Speaker 2:Larry, before I let you go, I want to talk about children, and I want to speak specifically about things like AirPods and other in-ear devices, the fact that they're looking at screens all day long, the fact that they will wear headsets to amplify their screens, and things like that. I have not seen a huge change in hearing loss in children. One of the papers you published in Asher Wire a while ago was audiograms and prevalence of hearing loss in children. One of the papers you published in ASHA Wire a while ago was audiograms and prevalence of hearing loss in US children, adolescents 6 to 19. That was in the Journal of Speech-Language Hearing from ASHA and you said about 15% of kids have hearing loss and I think that's pretty much what I've always known for the last 40 years In your experience. Is that correct or am I missing something?
Speaker 3:That's correct, and I don't think there's evidence of increased prevalence of hearing loss. And in this case there is some variation across the years for epidemiological data in terms of how they defined hearing loss. But when you use the same yardstick, really, the numbers today are no greater, if anything, maybe slightly less than earlier estimates, but not noticeably. So yeah, I don't see the cause for alarm. I think there's potential because it's possible now. So all the evaluation of noise exposure would focus more on industrial or occupational noise, and the parameters were kind of an eight-hour day and these are the doses, the levels that you can be exposed to for that period of time, and it's possible, depending upon the child and the use, to actually have high levels for much longer than that. And so that's where I think some of the alarm or concern has been. But I at least. In the epidemiological data it doesn't seem to be the case that there's a much higher prevalence of hearing loss in that age range.
Speaker 2:All right. Well, listen, it's an honor to talk to you, dr Humes. I've been following your career loosely for many, many years. Last time, I think, you and I were on stage together, 2015, at the.

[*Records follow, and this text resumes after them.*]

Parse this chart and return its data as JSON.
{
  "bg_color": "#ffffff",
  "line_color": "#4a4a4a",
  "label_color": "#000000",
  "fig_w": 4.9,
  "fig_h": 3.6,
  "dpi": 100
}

Speaker 3:American Academy of Audiology.
Speaker 2:And we were discussing cognition, audition and amplification and that was 10 years ago. So, listen, I am very appreciative of being here on the Hearing Matters podcast and I value your knowledge and your ability to explain very complex things very simply. That's a gift and I'm so glad that we had the time together.
Speaker 3:Well, thanks, doug. I appreciate the opportunity and the best wishes for continued success for you. Thank you, larry, you too.